The World Health Organisation website has great advice including downloadable fact sheets on how to cope with stress caused by the outbreak:

Their advice in short is:-

  1. Wash or sanitise hands frequently
  2. Maintain social distancing
  3. Avoid touching eyes, nose and mouth
  4. Practice good respiratory hygiene (cough or sneeze into an elbow, dispose of tissues promptly and safely)
  5. If you have fever, cough and difficulty breathing seek medical help promptly

Finally you can use this resource to promptly find local GPs, pharmacies and health services (good if you need to phone round and see if there is a home service or phone service available): 

ME/CFS Specific Resources

Patient and advocate Jennie Spotila has put together some useful information on COVID-19 gathered from several infectious disease doctors, public health sources, and an ME specialist. Her detailed post covers what the new virus is, whether you should panic (spoiler alert: no!) and some useful suggestions especially designed for people with ME/CFS. She also includes current relevant stats and advisories:

Dr Nigel Speight (with the help of Dr Willy Weir) has put together the following advice for people with Severe ME/CFS.

He notes that, "Although ME is a “chronic condition” my gut feeling is that [people with ME/CFS] are not actually at greater risk of dying from the virus itself than healthy people. The conditions which put people at extra risk would be things like severe asthma or COPD, or immuno-suppressed people (e.g. those on chemotherapy for cancer). The biggest worry therefore for ME sufferers is that catching the virus will make their ME much worse."

His advice is to be (unashamedly) very cautious, discourage visitors - if you can tolerate the isolation - and add additional Vitamin D to help fortify the immune system against the virus. He does note that people with severe ME/CFS are actually at lower risk of catching the virus because they do not go out, therefore reducing the chances of community transmission. 

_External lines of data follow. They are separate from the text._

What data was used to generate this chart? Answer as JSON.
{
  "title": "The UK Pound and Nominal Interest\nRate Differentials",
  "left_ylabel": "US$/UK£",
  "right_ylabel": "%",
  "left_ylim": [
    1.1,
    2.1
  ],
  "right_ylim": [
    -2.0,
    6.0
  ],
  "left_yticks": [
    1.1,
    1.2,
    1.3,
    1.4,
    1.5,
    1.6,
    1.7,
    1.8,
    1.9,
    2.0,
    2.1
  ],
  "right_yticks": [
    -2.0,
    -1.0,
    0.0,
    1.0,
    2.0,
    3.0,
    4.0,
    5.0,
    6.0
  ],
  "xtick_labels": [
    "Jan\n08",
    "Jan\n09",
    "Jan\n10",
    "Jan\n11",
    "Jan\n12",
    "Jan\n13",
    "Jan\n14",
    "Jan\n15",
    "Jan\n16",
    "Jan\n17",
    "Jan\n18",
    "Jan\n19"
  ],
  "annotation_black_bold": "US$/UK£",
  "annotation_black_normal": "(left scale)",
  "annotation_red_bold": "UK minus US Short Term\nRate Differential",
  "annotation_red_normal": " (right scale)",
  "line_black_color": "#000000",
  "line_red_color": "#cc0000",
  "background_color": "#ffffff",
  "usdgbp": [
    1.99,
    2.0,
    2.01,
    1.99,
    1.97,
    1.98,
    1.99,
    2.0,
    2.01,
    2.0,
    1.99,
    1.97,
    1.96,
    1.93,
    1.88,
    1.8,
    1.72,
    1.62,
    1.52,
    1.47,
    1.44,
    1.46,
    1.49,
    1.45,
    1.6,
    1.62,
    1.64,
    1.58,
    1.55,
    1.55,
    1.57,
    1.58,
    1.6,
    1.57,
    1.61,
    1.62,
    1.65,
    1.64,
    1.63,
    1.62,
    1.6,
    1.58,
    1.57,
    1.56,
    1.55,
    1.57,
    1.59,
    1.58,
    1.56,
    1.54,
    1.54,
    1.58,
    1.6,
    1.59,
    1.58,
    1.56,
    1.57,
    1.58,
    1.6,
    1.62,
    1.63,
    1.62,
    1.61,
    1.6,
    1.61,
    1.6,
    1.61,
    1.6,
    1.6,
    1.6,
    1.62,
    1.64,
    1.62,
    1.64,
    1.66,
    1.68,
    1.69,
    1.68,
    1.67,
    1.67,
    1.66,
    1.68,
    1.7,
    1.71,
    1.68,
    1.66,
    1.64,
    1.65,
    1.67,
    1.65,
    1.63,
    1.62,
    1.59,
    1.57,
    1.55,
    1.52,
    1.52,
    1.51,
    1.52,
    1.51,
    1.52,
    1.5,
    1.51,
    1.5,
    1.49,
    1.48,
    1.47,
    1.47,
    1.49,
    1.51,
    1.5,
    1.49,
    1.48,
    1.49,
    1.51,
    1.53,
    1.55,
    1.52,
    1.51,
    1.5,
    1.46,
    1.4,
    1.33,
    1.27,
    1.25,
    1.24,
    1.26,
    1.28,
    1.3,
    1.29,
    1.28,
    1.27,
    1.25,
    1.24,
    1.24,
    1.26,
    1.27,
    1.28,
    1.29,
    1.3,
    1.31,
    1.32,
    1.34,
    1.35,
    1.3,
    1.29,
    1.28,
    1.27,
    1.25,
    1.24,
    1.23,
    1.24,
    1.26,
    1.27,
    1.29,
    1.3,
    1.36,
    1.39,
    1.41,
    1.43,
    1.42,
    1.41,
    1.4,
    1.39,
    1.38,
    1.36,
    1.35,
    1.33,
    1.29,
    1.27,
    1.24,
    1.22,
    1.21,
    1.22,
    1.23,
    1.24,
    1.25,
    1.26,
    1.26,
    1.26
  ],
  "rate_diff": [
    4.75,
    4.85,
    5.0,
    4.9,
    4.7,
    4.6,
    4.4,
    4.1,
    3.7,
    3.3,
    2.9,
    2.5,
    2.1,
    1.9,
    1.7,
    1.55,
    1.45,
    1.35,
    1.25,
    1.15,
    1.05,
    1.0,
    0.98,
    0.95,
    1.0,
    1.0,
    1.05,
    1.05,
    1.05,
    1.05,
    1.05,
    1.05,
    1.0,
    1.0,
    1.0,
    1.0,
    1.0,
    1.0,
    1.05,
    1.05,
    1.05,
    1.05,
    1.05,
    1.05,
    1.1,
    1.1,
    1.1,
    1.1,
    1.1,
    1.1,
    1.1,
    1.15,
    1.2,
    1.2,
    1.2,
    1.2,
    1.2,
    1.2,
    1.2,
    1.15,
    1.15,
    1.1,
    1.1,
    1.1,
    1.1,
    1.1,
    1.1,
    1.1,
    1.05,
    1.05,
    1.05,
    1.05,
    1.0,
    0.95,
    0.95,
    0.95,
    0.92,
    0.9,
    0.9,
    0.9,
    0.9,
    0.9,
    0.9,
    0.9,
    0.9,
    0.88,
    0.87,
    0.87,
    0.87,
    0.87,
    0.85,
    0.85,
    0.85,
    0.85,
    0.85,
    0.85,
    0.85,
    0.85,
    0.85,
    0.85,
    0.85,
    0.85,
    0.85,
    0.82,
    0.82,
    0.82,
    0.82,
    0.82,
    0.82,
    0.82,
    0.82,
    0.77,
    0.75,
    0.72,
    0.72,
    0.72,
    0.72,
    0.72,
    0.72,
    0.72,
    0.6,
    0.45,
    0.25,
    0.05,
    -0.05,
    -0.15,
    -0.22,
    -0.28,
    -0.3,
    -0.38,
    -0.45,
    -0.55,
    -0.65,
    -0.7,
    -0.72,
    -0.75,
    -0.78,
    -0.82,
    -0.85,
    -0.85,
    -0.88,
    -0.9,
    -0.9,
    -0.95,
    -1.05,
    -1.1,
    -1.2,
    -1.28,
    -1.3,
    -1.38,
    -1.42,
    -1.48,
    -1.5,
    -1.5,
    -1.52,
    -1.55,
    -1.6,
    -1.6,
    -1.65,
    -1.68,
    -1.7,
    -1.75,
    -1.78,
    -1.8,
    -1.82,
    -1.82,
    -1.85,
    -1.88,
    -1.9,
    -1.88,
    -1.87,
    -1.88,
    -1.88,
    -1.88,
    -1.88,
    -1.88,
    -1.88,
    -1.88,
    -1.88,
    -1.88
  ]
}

There is also a great resource from the Center for Disability Rights about what to do if you use support workers and you - or they - need to be isolated. 

Lastly we've included this excerpt from an article originally published by the ME Association in the UK. 

Coronavirus infection and ME/CFS (extract)

Article by the ME Association (UK)

Written by, Dr Charles Shepherd, Hon Medical Advisor ME Association, 11 February 2020

https://www.meassociation.org.uk/2020/02/coronavirus-infection-and-me-cfs-11-february-2020/

"As ME/CFS involves immune system activation, rather than immune system deficiency, there are theoretical reasons to indicate that having ME/CFS does not place someone at increased risk of catching this virus. But if you do, as with any infection, the effects are likely to be more serious.

Prevention of Spread

As with flu viruses at this time of year, there are a number of simple practical precautions that will help to reduce the chance of picking up this infection.

Infection containing droplets from coughs and sneezes stay in the air for a short time and then land on surfaces where they can remain infective for several hours, possibly even longer.

The first step involves avoiding (where possible) crowded places – such as public transport – where people are coughing and sneezing.

The second involves washing your hands when you have been in contact with a surface that lots of other people have been touching.

In particular are things like public toilets, cash machines, the trays that are used for security checks in buildings and airports, and also shaking hands!

Thorough hand washing with soap and warm water after contact with potentially infected surfaces is more effective than using antiseptic wipes – which are still useful if you are out and about.

Cheap face masks are of no real value as the viral particles are minute and can only be kept out of the mouth and nose and eyes (which are another route for infection) by the sort of masks used by health workers."